GREEN CITY In the wake of recent studies suggesting that extensive cell phone use might be linked to some types of cancer, consumer advocates are pushing to require phone companies to publicize the level of radiation their devices emit.
It seems like a simple idea. If fast-food restaurants are required to post the calories and fat content of their junk food, why shouldn't cell phone companies post the level of radiowave energy coming out of their products? But it's proving to be a tough fight — in part because the scientific studies are so complex, and also because the industry is fighting furiously against disclosure rules.
The California State Senate narrowly rejected June 4 a bill by Sen. Mark Leno (D-SF) that would have taken a modest step toward better disclosure. Leno's measure, SB 1212, would have mandated that manufacturers and phone providers disclose radiation levels, or specific absorption rate (SAR), on their Internet websites and online user manuals. They would also be required to state the maximum allowable SAR value, and what it means.
"The federal government has set a standard for this type of radiation and already requires reporting," Leno told us, "At the very least, consumers should have the right to know about the relative risks of the products they're buying."
There's a similar measure in the works in San Francisco. On May 24, the Board of Supervisors City Operations and Neighborhood Services Committee passed Mayor Gavin Newsom's plan to require retailers in the city to reveal the amount of radiation released by cell phones.
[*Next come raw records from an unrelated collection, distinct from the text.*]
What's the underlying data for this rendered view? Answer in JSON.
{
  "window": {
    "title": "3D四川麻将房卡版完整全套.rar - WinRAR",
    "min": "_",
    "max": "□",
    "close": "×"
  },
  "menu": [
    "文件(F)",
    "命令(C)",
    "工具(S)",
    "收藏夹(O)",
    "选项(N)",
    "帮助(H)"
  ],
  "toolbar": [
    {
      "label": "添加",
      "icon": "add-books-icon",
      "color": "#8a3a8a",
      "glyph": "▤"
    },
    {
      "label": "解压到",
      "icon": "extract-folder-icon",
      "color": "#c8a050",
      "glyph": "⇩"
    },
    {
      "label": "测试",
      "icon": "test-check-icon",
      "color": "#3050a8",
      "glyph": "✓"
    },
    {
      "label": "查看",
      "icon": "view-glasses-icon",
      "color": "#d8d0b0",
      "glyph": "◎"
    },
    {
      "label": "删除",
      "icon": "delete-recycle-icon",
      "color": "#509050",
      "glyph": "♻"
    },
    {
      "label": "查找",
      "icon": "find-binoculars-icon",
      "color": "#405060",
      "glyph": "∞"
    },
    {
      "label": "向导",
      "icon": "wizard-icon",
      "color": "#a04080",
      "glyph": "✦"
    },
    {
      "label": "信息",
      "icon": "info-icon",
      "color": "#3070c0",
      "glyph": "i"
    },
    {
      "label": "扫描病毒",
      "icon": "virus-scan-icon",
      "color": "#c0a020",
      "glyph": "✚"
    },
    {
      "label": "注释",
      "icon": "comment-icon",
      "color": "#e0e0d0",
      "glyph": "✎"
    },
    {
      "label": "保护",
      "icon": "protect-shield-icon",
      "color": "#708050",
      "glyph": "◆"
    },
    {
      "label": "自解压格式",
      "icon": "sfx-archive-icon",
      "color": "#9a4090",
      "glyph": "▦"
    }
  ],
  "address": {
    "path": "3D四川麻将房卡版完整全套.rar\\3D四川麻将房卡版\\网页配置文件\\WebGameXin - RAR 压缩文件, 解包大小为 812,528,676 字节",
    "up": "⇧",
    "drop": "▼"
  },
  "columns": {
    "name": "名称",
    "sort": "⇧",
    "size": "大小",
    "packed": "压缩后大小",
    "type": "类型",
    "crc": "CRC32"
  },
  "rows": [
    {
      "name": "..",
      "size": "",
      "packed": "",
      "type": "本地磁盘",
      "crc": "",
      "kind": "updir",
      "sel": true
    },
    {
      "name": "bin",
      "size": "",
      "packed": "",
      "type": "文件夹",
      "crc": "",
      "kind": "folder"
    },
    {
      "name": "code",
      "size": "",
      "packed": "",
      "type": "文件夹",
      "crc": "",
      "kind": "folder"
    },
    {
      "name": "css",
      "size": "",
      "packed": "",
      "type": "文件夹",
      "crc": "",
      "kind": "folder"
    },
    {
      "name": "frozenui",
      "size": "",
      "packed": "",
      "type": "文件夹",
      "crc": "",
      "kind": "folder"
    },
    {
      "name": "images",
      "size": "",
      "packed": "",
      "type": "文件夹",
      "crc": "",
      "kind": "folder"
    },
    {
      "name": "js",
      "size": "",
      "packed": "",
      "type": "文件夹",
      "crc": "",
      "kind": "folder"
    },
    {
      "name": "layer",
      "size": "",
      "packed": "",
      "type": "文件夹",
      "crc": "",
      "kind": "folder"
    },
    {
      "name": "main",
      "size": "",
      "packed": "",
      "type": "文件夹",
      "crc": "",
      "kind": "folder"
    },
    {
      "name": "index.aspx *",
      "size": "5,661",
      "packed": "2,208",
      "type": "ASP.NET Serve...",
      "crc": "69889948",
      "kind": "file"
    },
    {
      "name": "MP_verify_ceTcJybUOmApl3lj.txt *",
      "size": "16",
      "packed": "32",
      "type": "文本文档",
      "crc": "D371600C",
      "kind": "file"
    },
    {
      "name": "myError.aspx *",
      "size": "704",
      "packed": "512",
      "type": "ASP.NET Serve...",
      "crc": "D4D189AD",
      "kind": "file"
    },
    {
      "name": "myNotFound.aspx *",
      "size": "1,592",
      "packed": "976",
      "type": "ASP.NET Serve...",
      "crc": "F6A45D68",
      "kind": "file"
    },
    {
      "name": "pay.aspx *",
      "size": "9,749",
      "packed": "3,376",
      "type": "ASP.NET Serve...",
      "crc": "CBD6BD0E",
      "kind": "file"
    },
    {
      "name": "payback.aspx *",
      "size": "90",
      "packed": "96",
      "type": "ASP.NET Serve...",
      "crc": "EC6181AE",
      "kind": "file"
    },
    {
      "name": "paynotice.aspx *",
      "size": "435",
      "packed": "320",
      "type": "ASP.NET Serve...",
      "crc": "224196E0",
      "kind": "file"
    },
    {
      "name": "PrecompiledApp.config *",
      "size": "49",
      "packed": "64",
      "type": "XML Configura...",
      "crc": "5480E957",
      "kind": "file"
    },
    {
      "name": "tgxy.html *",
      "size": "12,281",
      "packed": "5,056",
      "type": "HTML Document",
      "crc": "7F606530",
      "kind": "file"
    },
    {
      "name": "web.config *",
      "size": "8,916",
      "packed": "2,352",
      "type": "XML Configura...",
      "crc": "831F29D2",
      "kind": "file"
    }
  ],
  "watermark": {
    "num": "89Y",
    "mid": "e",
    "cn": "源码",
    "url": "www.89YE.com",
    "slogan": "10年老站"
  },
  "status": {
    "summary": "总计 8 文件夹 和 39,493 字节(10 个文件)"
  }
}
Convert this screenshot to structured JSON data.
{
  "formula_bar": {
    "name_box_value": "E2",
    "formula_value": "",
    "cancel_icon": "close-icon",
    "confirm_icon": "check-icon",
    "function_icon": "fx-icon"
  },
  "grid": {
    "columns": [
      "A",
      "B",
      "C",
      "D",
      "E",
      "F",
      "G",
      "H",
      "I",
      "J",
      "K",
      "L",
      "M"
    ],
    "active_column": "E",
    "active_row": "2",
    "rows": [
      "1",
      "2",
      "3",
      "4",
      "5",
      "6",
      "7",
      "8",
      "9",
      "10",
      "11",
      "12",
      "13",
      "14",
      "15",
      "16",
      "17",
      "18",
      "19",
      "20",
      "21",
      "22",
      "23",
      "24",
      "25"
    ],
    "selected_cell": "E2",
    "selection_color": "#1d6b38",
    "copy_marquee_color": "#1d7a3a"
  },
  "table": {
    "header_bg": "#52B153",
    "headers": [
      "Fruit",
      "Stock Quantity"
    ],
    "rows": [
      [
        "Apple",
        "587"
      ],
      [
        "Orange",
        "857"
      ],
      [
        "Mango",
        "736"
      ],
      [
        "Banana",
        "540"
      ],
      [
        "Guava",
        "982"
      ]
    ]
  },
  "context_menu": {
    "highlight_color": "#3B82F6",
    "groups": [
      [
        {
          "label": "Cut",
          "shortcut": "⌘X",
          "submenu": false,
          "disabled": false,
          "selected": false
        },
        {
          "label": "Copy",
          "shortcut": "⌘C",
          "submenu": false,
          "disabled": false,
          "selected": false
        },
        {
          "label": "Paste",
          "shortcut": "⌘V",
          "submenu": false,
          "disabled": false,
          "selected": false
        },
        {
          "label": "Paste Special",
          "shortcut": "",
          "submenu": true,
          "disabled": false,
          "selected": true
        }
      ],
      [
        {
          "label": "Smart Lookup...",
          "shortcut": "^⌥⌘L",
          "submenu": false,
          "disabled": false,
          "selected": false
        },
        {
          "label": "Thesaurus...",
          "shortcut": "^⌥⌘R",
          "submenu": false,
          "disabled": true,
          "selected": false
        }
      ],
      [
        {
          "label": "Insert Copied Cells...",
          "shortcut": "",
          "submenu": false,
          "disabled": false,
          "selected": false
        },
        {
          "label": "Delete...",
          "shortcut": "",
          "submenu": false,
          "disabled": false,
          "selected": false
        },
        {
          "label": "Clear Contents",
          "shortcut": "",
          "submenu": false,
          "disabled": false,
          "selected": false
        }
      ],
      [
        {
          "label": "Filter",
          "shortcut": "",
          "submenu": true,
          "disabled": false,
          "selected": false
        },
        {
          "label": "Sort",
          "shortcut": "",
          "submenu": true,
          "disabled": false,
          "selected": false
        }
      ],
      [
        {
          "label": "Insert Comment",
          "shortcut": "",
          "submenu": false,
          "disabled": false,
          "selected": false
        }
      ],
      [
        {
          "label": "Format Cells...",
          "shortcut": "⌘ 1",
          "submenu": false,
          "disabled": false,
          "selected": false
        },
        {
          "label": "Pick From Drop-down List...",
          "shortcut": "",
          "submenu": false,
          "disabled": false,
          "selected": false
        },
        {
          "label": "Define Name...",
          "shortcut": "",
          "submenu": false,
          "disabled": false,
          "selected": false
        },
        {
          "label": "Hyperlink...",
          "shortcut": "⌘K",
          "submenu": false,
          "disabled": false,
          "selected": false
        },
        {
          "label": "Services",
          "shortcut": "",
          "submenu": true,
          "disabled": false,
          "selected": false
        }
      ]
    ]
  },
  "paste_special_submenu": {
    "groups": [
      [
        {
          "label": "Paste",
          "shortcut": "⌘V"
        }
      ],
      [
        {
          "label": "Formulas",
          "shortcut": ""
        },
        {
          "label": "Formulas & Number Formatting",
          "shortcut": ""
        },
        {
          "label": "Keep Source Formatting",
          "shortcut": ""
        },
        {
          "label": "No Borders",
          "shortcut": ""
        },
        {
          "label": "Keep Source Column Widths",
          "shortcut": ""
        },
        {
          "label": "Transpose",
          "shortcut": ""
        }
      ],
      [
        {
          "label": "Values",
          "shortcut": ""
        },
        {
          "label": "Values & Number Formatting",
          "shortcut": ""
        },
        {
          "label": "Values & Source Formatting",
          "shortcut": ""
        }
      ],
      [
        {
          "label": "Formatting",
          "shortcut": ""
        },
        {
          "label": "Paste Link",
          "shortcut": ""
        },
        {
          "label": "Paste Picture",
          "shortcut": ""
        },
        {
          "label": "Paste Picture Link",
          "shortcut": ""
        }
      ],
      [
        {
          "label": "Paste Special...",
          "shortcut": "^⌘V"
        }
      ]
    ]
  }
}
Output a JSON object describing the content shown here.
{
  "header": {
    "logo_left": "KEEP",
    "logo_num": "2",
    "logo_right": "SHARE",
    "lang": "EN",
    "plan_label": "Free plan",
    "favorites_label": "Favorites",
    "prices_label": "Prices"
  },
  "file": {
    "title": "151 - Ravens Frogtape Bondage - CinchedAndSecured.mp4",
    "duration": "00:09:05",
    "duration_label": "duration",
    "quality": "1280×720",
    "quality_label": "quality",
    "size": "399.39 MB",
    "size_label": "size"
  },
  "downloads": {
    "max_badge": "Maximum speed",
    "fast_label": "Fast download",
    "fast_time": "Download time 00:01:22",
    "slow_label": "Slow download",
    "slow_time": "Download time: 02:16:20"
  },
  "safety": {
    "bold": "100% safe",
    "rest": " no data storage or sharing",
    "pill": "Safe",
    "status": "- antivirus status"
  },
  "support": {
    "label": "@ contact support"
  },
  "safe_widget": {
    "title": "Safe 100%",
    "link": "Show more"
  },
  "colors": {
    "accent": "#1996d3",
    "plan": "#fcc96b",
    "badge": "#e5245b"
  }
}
That would make San Francisco the only city in the United States mandating that retailers acknowledge radiation information.
The most recent and largest study focusing on cell phone radiation, the Interphone Study, was released this year. Conducted by 21 scientists in 12 participating countries, the study looked at the long-term risks of certain brain cancers.
The results are mixed. The study found some results of increased risks of tumors, although the authors could not agree on how to interpret the data.
The researchers surveyed 5,000 brain cancer patients, and found that people who were "heavy" cell-phone users (defined as using the phone 30 minutes or more a day) had a slightly higher risk of some kinds of cancer. But, as an Environmental Working Group analysis of the study noted, "most of the people involved ... used their cell phones much less than is common today."
Cell phones emit radiowaves through their antennas, which in newer models are often embedded in the phone itself. The closer the distance from the antenna to a person's head, the more exposed he or she is to radio frequency energy.
However, as the distance between the antenna and a person's body increases, the amount of radio frequency energy decreases rapidly. Consumers who keep their phones away from their body while doing activities such as texting are absorbing less radio frequency energy.
The Federal Communications Commission has set a safety level for a phone's SAR — a measure of radiation energy — at 1.6 watts per kilogram of body mass. All cell phone manufacturers must produce phones at or below this level.
Renee Sharp, director of California's Environmental Working group, says the evidence doesn't have to be conclusive to warrant caution. "We aren't trying to say that cell phones are dangerous because we don't have definite answers yet and we need more research," Sharp said. "But when you look at studies with long-term use of 10 years of longer, you see increases in certain kinds of brain tumors. We are trying to give people as much information as we can to make informed decisions because it may or may not impact their health."
Cell phone manufacturers aren't required to disclose SAR information directly to phone buyers; they send the data to the FCC. Although the FCC makes this information available on its website, the information is incomplete and hard to find. A list of cell phone SARs information compiled by the Environmental Working Group is at www.ewg.org/cellphoneradiation/Get-a-Safer-Phone .
The telecommunications industry strongly oppose Leno's bill. Joe Gregorich, a lobbyist for Tech America, an industry group, told us that the requirement in Leno's bill "has an assumption that a lower SAR is safer than a higher SAR. The FCC, FDA, and Inter Agency Working Group regulate the SAR and have set a SAR threshold where cell phones are considered safe. All cell phone manufacturers make cell phones below this SAR threshold."
According to Sharp, the FCC's standards are out of date. "The FCC set SAR standards 14 years ago and has not updated them since," Sharp said. "This was before we found out that children have thinner skulls and are more susceptible to radiation effects, and before phones developed and exploded into what they are now."